# [solved] Bootprobleme nach Partitionsverschlüsselung

## Jimini

Aloha.

Nachdem ich mich jetzt gut einen Tag lang durch Howtos, Foren und sonstige Erklärungen gelesen habe, poste ich mein Problem mal hier. Ich möchte ein System neu aufsetzen und hierbei die Partitionen verschlüsseln.
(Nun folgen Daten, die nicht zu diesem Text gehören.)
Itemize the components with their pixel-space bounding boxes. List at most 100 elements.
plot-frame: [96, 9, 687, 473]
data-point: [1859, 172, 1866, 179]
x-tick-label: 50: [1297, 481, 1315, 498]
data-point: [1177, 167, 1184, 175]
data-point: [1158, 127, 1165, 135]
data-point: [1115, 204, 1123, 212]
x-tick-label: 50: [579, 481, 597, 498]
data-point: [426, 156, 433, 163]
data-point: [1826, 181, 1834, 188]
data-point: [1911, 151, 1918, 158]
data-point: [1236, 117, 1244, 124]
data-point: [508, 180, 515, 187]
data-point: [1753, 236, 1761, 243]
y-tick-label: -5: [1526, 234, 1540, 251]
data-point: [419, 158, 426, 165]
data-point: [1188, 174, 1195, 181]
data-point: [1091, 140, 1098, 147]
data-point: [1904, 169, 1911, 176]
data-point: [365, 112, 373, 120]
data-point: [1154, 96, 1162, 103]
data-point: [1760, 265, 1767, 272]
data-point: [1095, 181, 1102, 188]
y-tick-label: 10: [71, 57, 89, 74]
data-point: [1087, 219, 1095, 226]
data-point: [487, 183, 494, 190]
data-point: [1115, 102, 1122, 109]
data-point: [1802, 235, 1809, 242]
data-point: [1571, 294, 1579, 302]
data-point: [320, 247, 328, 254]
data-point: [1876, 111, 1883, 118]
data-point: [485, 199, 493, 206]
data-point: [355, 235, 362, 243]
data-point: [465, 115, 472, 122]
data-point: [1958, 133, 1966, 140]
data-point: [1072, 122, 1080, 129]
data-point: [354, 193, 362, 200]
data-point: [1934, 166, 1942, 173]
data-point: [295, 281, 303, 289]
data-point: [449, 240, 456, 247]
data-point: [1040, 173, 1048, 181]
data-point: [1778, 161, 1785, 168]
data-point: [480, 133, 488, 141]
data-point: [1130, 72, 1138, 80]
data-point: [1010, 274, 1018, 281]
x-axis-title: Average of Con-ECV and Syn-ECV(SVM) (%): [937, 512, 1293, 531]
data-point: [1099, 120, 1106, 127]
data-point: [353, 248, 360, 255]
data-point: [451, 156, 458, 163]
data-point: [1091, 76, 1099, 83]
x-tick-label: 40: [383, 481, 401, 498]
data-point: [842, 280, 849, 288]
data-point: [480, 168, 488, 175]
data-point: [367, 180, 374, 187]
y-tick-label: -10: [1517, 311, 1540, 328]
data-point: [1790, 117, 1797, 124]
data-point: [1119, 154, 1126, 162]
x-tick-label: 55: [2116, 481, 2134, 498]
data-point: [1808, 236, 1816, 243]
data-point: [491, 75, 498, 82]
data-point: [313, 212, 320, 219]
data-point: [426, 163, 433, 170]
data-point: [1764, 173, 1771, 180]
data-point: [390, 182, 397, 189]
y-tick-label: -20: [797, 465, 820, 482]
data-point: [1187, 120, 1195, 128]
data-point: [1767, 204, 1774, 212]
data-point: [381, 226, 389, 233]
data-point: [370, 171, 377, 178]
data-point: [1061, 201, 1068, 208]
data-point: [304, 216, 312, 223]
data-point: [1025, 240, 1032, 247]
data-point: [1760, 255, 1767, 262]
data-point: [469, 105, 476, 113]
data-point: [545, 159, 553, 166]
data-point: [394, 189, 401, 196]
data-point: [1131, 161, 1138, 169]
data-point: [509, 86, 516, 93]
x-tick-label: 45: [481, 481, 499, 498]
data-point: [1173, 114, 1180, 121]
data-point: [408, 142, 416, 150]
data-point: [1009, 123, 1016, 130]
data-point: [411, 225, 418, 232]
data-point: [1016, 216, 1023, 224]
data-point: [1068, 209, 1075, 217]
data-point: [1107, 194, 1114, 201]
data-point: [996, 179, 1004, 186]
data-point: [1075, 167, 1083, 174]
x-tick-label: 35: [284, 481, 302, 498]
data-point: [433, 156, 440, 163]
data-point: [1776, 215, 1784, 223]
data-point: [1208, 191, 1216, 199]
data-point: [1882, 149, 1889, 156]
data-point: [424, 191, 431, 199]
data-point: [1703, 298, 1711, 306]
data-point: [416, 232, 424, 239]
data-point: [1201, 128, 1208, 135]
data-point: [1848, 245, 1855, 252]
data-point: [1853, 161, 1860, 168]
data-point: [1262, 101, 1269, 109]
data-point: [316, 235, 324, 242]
Der Einfachheit halber enthält die Festplatte nur /, /boot (beide ext3) und die swap-Partition. /boot soll eigentlich auf einem USB-Stick liegen (was soweit auch schon funktionierte), aber um Fehler auszuschließen habe ich das Setup so einfach wie möglich gestaltet.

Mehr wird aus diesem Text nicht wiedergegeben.